UVA is one of 80 sites worldwide involved in this study. We are enrolling subjects between 18 and 85 years of age with oHCM who meet certain criteria re: their heart thickness, their outflow gradient, and their symptoms. Eligible subjects will be randomized to either the study drug or a placebo. Subjects will receive a number of tests, including labs and echo. Some will also receive a cardiac MRI. They’ll take surveys about their symptoms with activity. They’ll have a maximal exercise test on a treadmill—called a VO2 peak, or CPET. This is one of the most important measures in the study. VO2 peak is the gold standard test of cardiorespiratory function and fitness. The VO2 peak will be repeated down the road, after the subject takes the drug or a placebo for 24 weeks. The hope is that VO2 peak will improve in those taking the drug, along with their symptoms, heart failure classification, quality of life, labs, and echo/MRI measures.

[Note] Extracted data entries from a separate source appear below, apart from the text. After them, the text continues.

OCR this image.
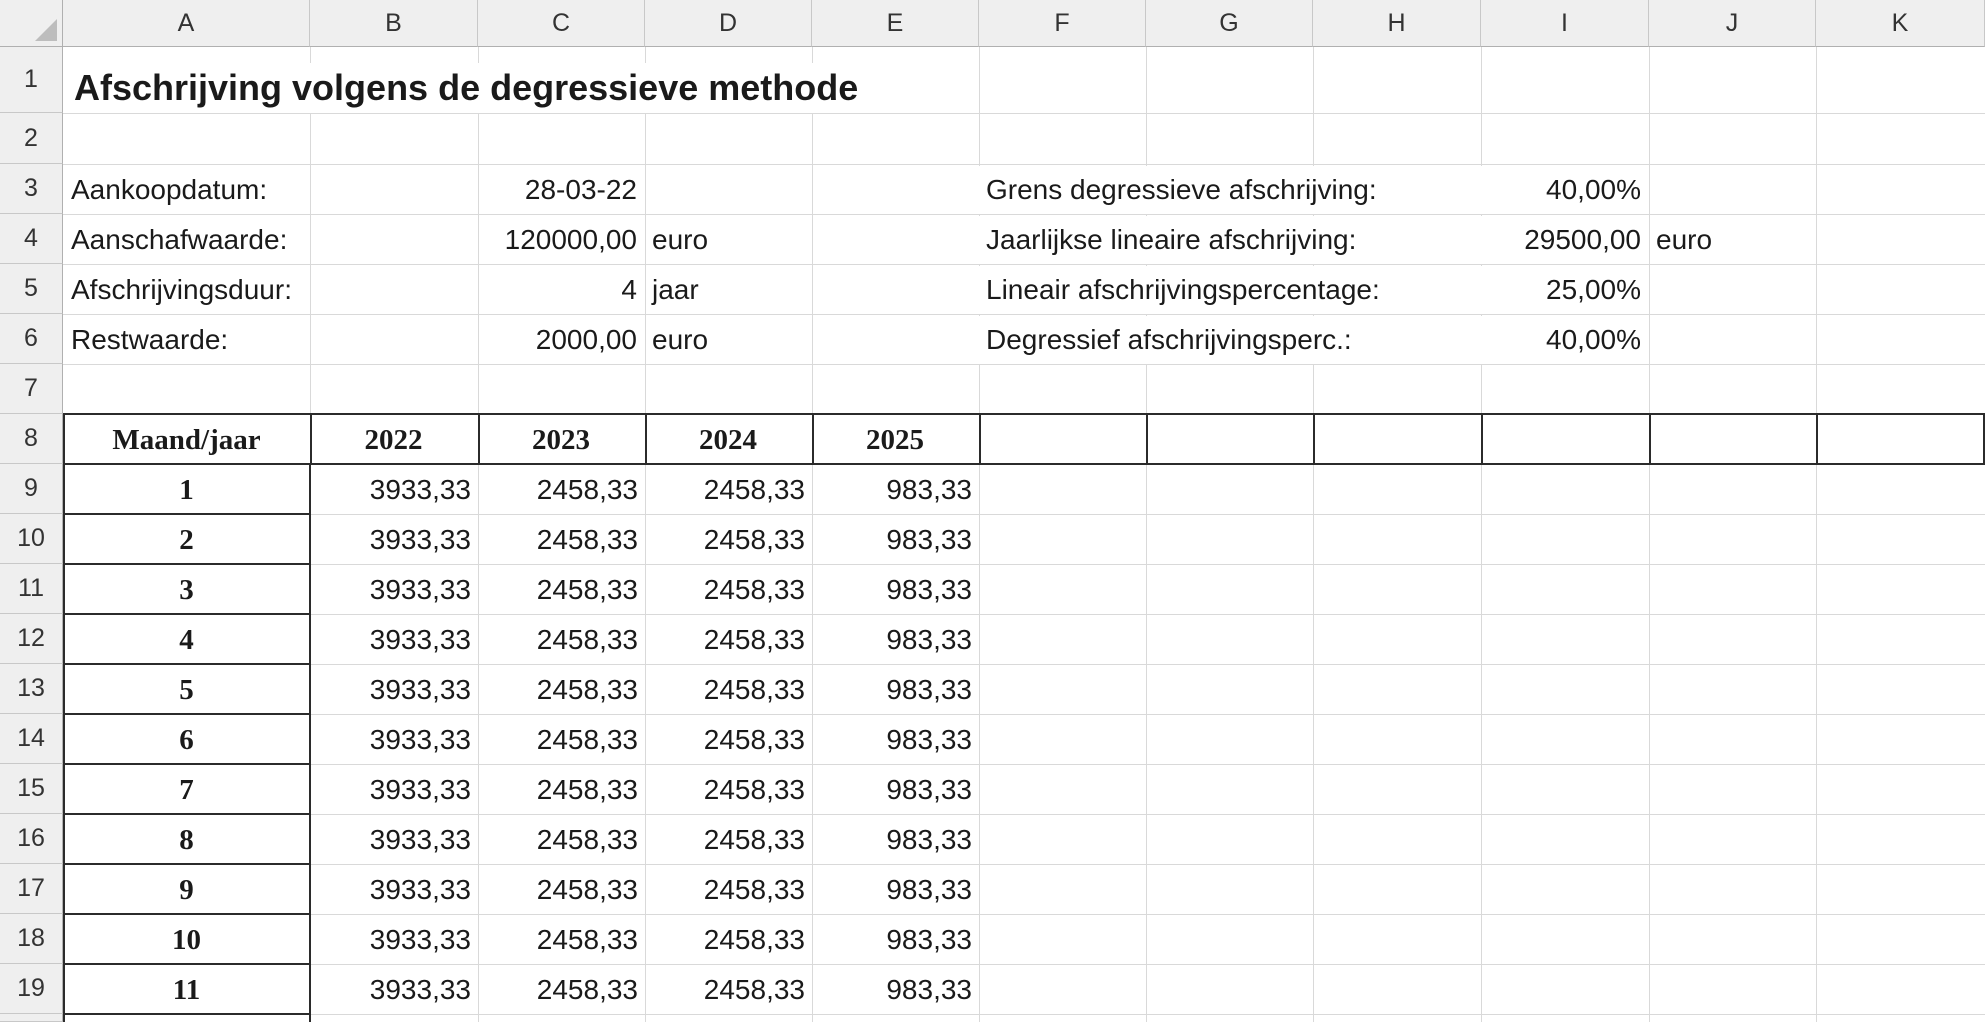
A	B	C	D	E	F	G	H	I	J	K
1
2
3
4
5
6
7
8
9
10
11
12
13
14
15
16
17
18
19
Afschrijving volgens de degressieve methode
Aankoopdatum:	28-03-22
Aanschafwaarde:	120000,00 euro
Afschrijvingsduur:	4 jaar
Restwaarde:	2000,00 euro
Grens degressieve afschrijving:	40,00%
Jaarlijkse lineaire afschrijving:	29500,00 euro
Lineair afschrijvingspercentage:	25,00%
Degressief afschrijvingsperc.:	40,00%
Maand/jaar	2022	2023	2024	2025
1	3933,33	2458,33	2458,33	983,33
2	3933,33	2458,33	2458,33	983,33
3	3933,33	2458,33	2458,33	983,33
4	3933,33	2458,33	2458,33	983,33
5	3933,33	2458,33	2458,33	983,33
6	3933,33	2458,33	2458,33	983,33
7	3933,33	2458,33	2458,33	983,33
8	3933,33	2458,33	2458,33	983,33
9	3933,33	2458,33	2458,33	983,33
10	3933,33	2458,33	2458,33	983,33
11	3933,33	2458,33	2458,33	983,33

The study is UVA HSR 210472 and is entitled A Phase 3, Multi-Center, Randomized, Double-blind, Placebo-controlled Trial to Evaluate the Efficacy and Safety of CK-3773274 in Adults with Symptomatic Hypertrophic Cardiomyopathy and Left Ventricular Outflow Tract Obstruction
To refer a patient, contact the study coordinator Caroline Flournoy, Ph.D, CLF4W@hscmail.mcc.virginia.edu
While catching up with Dr. Kramer, we took the time to get a little personal too.
Dr. Kramer, you clearly believe in the power of exercise. What type do you do?
When I was younger I played ice hockey, soccer, and tennis. I was a coxswain in college. As I got older I gravitated towards swimming, cycling, hiking, and golf. I have a genetic hip condition and I knew it would give me more and more trouble as I got older. I knew I would have to have hip replacement surgery at a young age. Being an exerciser allowed me to put it off as long as possible, and also to return to normal function more easily after my surgery. I did physical therapy religiously, and have returned to doing many of my favorite things. I have a peloton bike at home, which is really useful for getting a good work out without aggravating the one hip that hasn’t been replaced yet.
We’ve talked to a lot of physicians who were so busy in residency and fellowship that they didn’t make time for exercise. Was this you?
(He smiles) No, I use to trade call with my co-residents and fellows so that I could make my ice hockey games.
Do you have any advice to others?
Listen to your body. Do what you need to do to take care of it. Stay as active as you can.